Roy Ben-Shalom – Principal Investigator

rbenshalom(at)ucdavis.edu

twitter – @roybensh

 

 

 

Undergraduate Researchers:

Kyung Geun Kim – lorem ipsom

Alexander Ladd – lorem ipsom

Emily Nguyen– lorem ipsom

Jinan Liang — lorem ipsom

Michael Lam – – lorem ipso,

 

Using Deep Neural Networks to develop in silico neuronal models

 

 The goal of this project is to predict the biophysical properties of a neuron based on its electrophysiological response to stimuli. We built a deep learning convolutional network to predict the free parameters of a neuron model given it’s voltage response to a set of stimuli. Trainees in this project will have the opportunity to interact with various stages of the machine learning process, from data generation, analysis to neural network training. For this project we are looking for students with an interest in machine learning, optimization, statistics and/or neuroscience with good programming skills to help us improve the algorithm, generate training data, and increase the accuracy of our models Preprint

Simulate the effects of SCN2A variants on neuronal excitability and testing potential therapeutics

The SCN2A gene encodes the neuronal sodium channel Nav1.2, which is critical for the electrical activity of many types of neurons. Mutations in the gene alter the properties of the NaV1.2 channel, disrupting the function of single neurons and potentially leading to abnormal neuronal circuitry. Ultimately, these effects lead to epilepsy and/or ASD in affected patients. In this project, we will explore how alterations to the NaV1.2 channel affect the function of single neurons. Using computational models that simulate neuronal activity, we will study how each variant modulates single neuron activity and then simulate different drugs to see if they can reverse those effects.

 

Fitting neuronal models to Electrophysiological data.

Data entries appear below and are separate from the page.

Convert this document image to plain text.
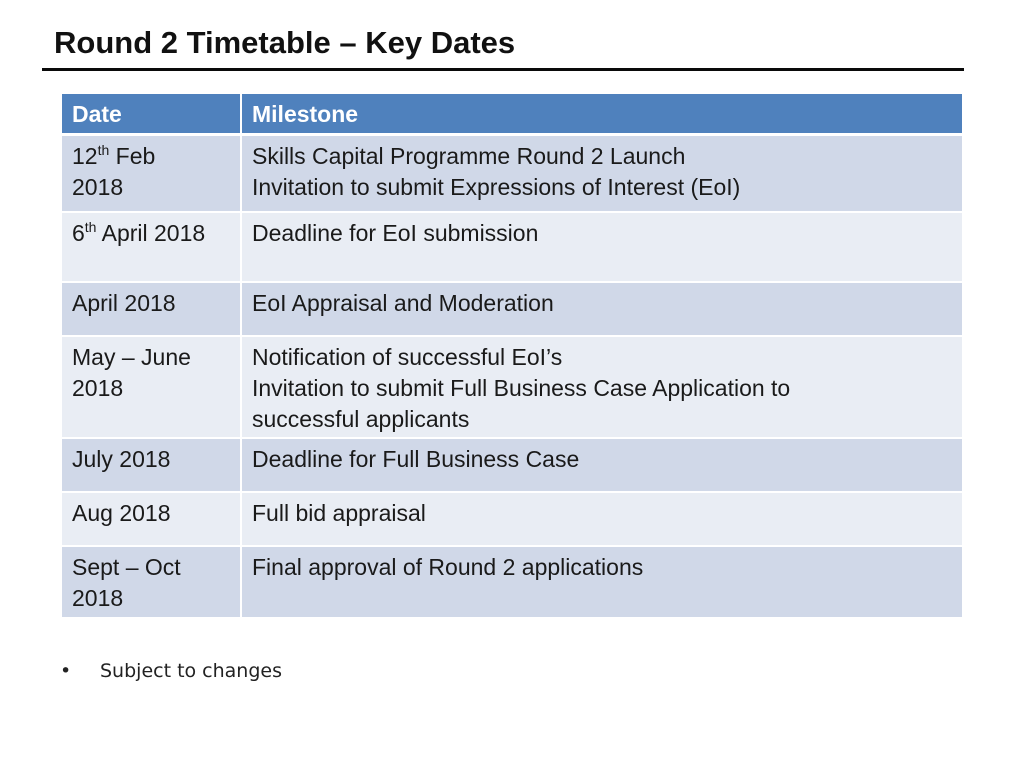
Round 2 Timetable – Key Dates
Date	Milestone

12th Feb
2018	Skills Capital Programme Round 2 Launch
Invitation to submit Expressions of Interest (EoI)

6th April 2018	Deadline for EoI submission

April 2018	EoI Appraisal and Moderation

May – June
2018	Notification of successful EoI’s
Invitation to submit Full Business Case Application to
successful applicants

July 2018	Deadline for Full Business Case

Aug 2018	Full bid appraisal

Sept – Oct
2018	Final approval of Round 2 applications
• Subject to changes
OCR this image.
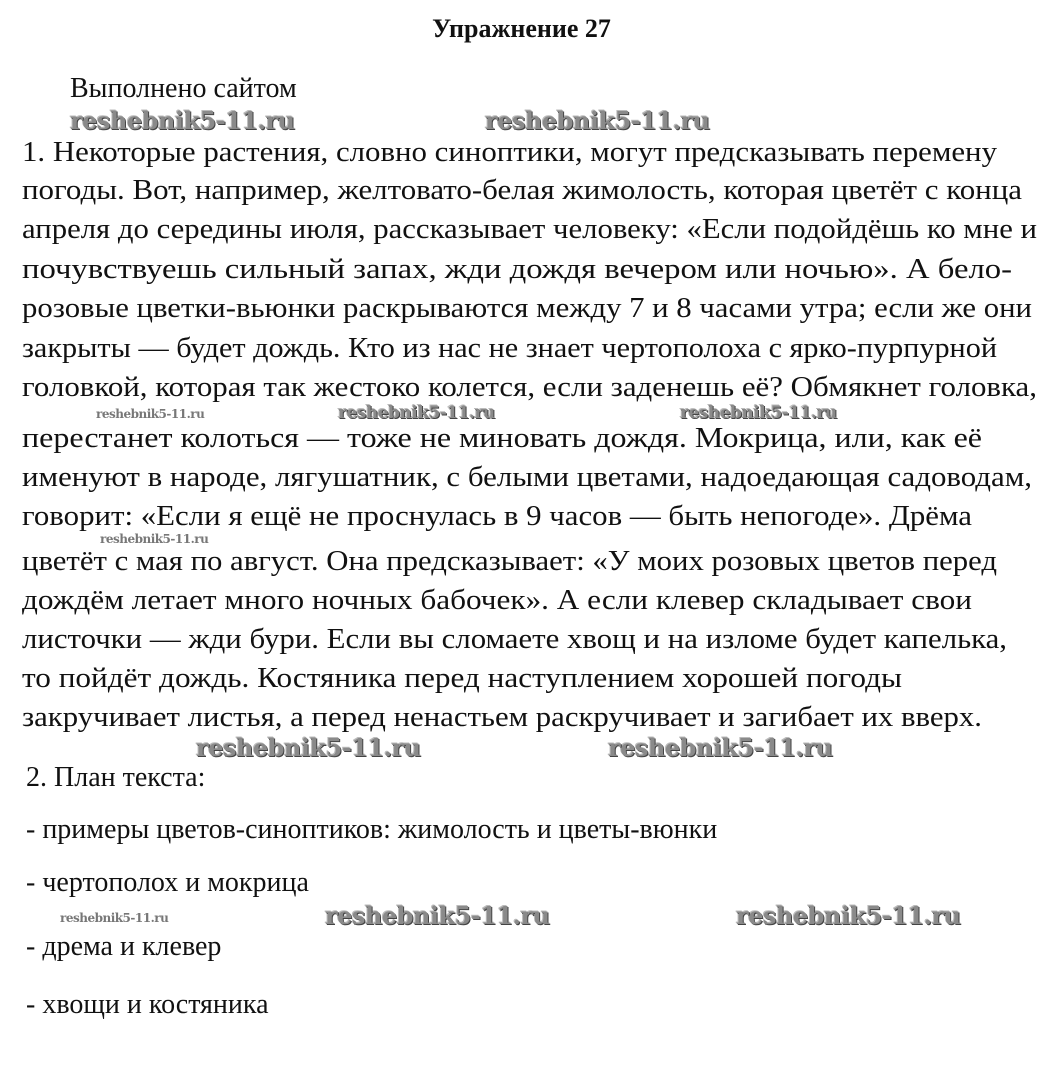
Упражнение 27
Выполнено сайтом
1. Некоторые растения, словно синоптики, могут предсказывать перемену
погоды. Вот, например, желтовато-белая жимолость, которая цветёт с конца
апреля до середины июля, рассказывает человеку: «Если подойдёшь ко мне и
почувствуешь сильный запах, жди дождя вечером или ночью». А бело-
розовые цветки-вьюнки раскрываются между 7 и 8 часами утра; если же они
закрыты — будет дождь. Кто из нас не знает чертополоха с ярко-пурпурной
головкой, которая так жестоко колется, если заденешь её? Обмякнет головка,
перестанет колоться — тоже не миновать дождя. Мокрица, или, как её
именуют в народе, лягушатник, с белыми цветами, надоедающая садоводам,
говорит: «Если я ещё не проснулась в 9 часов — быть непогоде». Дрёма
цветёт с мая по август. Она предсказывает: «У моих розовых цветов перед
дождём летает много ночных бабочек». А если клевер складывает свои
листочки — жди бури. Если вы сломаете хвощ и на изломе будет капелька,
то пойдёт дождь. Костяника перед наступлением хорошей погоды
закручивает листья, а перед ненастьем раскручивает и загибает их вверх.
2. План текста:
- примеры цветов-синоптиков: жимолость и цветы-вюнки
- чертополох и мокрица
- дрема и клевер
- хвощи и костяника
reshebnik5-11.ru	reshebnik5-11.ru
reshebnik5-11.ru	reshebnik5-11.ru	reshebnik5-11.ru
reshebnik5-11.ru
reshebnik5-11.ru	reshebnik5-11.ru
reshebnik5-11.ru	reshebnik5-11.ru	reshebnik5-11.ru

Studying the biophysical properties of neurons, such as the different ion channel distributions and kinetics, can be done by fitting in silico neuronal models to in vitro neuronal recordings. In this process, a detailed neuron is modeled to a set of electrical circuits that describe its biophysical properties. The goal is to constrain the in-silico model’s parameters so it will behave like the in vitro neurons recorded during the experiment. This process is done using an optimization algorithm that relies on training the model across thousands of permutations.

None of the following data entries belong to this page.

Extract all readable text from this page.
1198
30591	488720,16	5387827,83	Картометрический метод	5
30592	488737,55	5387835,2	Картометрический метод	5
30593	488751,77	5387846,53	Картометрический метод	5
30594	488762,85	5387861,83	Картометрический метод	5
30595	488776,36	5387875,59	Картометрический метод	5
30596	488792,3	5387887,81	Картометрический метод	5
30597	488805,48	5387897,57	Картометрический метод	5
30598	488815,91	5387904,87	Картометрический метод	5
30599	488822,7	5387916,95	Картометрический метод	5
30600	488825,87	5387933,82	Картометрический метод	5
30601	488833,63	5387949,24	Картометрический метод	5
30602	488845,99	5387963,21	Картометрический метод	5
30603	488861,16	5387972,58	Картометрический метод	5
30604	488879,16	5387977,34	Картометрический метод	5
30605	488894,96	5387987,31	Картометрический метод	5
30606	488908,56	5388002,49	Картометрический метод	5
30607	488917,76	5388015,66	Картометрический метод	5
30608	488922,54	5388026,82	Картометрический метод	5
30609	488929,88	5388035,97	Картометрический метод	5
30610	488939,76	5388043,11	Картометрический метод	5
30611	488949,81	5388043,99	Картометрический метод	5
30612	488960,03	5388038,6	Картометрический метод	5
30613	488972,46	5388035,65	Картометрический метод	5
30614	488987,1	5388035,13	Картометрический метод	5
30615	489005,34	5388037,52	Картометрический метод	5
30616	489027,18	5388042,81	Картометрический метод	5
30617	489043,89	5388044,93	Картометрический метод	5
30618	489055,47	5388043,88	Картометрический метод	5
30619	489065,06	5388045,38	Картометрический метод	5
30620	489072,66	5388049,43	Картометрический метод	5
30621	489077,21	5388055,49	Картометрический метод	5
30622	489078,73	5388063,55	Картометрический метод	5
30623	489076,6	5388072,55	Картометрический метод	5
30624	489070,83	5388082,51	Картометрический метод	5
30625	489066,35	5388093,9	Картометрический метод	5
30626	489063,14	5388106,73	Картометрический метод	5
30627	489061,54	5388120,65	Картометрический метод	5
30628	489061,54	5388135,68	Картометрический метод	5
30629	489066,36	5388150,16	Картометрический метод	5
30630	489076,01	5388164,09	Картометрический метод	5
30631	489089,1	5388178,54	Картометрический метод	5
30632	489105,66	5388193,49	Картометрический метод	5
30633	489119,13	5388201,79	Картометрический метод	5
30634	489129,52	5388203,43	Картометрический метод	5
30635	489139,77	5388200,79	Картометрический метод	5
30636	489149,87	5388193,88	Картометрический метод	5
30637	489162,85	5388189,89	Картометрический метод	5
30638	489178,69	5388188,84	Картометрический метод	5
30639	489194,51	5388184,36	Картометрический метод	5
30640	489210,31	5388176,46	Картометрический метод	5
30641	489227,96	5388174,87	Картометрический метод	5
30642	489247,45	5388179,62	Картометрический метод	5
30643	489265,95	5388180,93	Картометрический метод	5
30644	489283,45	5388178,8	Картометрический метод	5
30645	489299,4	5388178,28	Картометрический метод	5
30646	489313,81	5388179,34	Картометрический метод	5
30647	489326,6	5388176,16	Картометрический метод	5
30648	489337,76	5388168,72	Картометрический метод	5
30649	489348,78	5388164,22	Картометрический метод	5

We have developed a pipeline to fit the models to experimental data and we are now working on improving these models to develop highly detailed biophysical simulations for recorded neurons.

Electrophysiology and MEA recordings:

All the projects described above have experimental component to them which include empirical recording from neurons. We record from mouse acute slice, primary dissociated and iPSC derived neurons. Recordings are done using current/voltage -clamp MEA or combining current-clamp with MEA.